I gave Birthday Boy my dessert. The lychee ice-cream was nice. Nothing special but not actively bad. The mango rolls were actively bad; dry and tasteless with tiny mean cubes of mango inside the rubbery rolls that looked like they’d been drying out on a windowsill for a few hours.

All the waiting staff had disappeared. We waited and waited but no-one was around. I (half-) jokingly suggested doing a runner, as it seemed we had been abandoned and the evening had been so shoddy and infuriating that I wasn’t keen on paying for it. When I started wandering around to get attention someone eventually turned up and allowed us to pay. He asked how the dessert was. We told him. He smiled and nodded and didn’t care or register our diplomatic criticism of the mango rolls.

We could have enjoyed the view and continued our evening at the bar downstairs but by that time just wanted to get out of the building. Such a shame. A ruined birthday treat.
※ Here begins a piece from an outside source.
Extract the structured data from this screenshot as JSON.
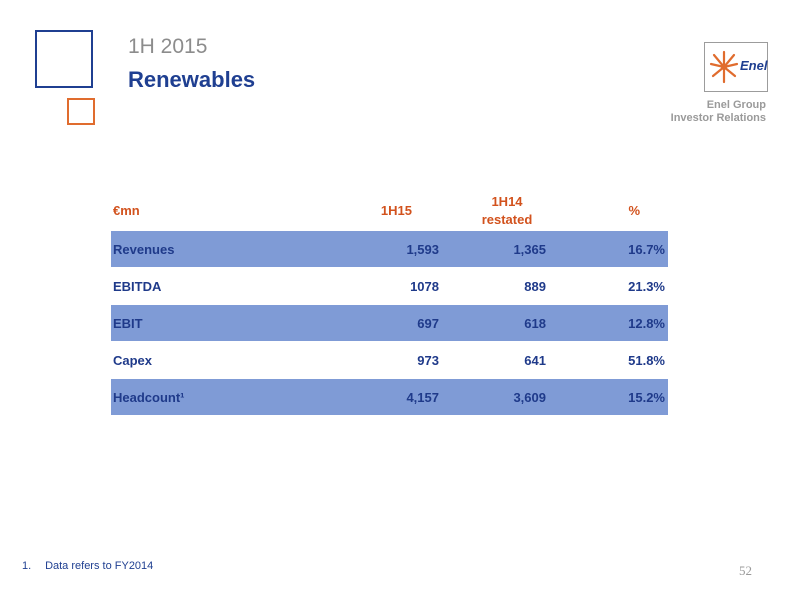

If I’m late for a booking (even having done everything I could to warn the venue), I do understand if I have to order quickly, but other than that the service and food should be the same as at any other time. It’s the same price. If you don’t have time to give customers the experience they’re paying for don’t let them in. If I’d known that I would be treated like a naughty child, had my order messed up, endured poor and unaccommodating service and received unacceptable food for a sky-high price, I would have gone elsewhere. I know it was late in the evening to find somewhere else, but a kebab would have been preferable.

UPDATE: When I tweeted my review to Hutong they responded to apologise and asked if I had contacted them before posting the review. I said that I had filled in a survey from the booking company with my contact details but no-one had been in touch, which made me feel they didn't care and resulted in the blog post. They investigated and found that the booking company had not been passing on all feedback (negative feedback). Huntong said they had used my experience to improve training and bollock the booking company, and offered me a bottle of Champagne at the venue. I appreciated the offer, very pleasant communications, explanations and investigation, but would feel uncomfortable drinking Champagne somewhere I'd complained about.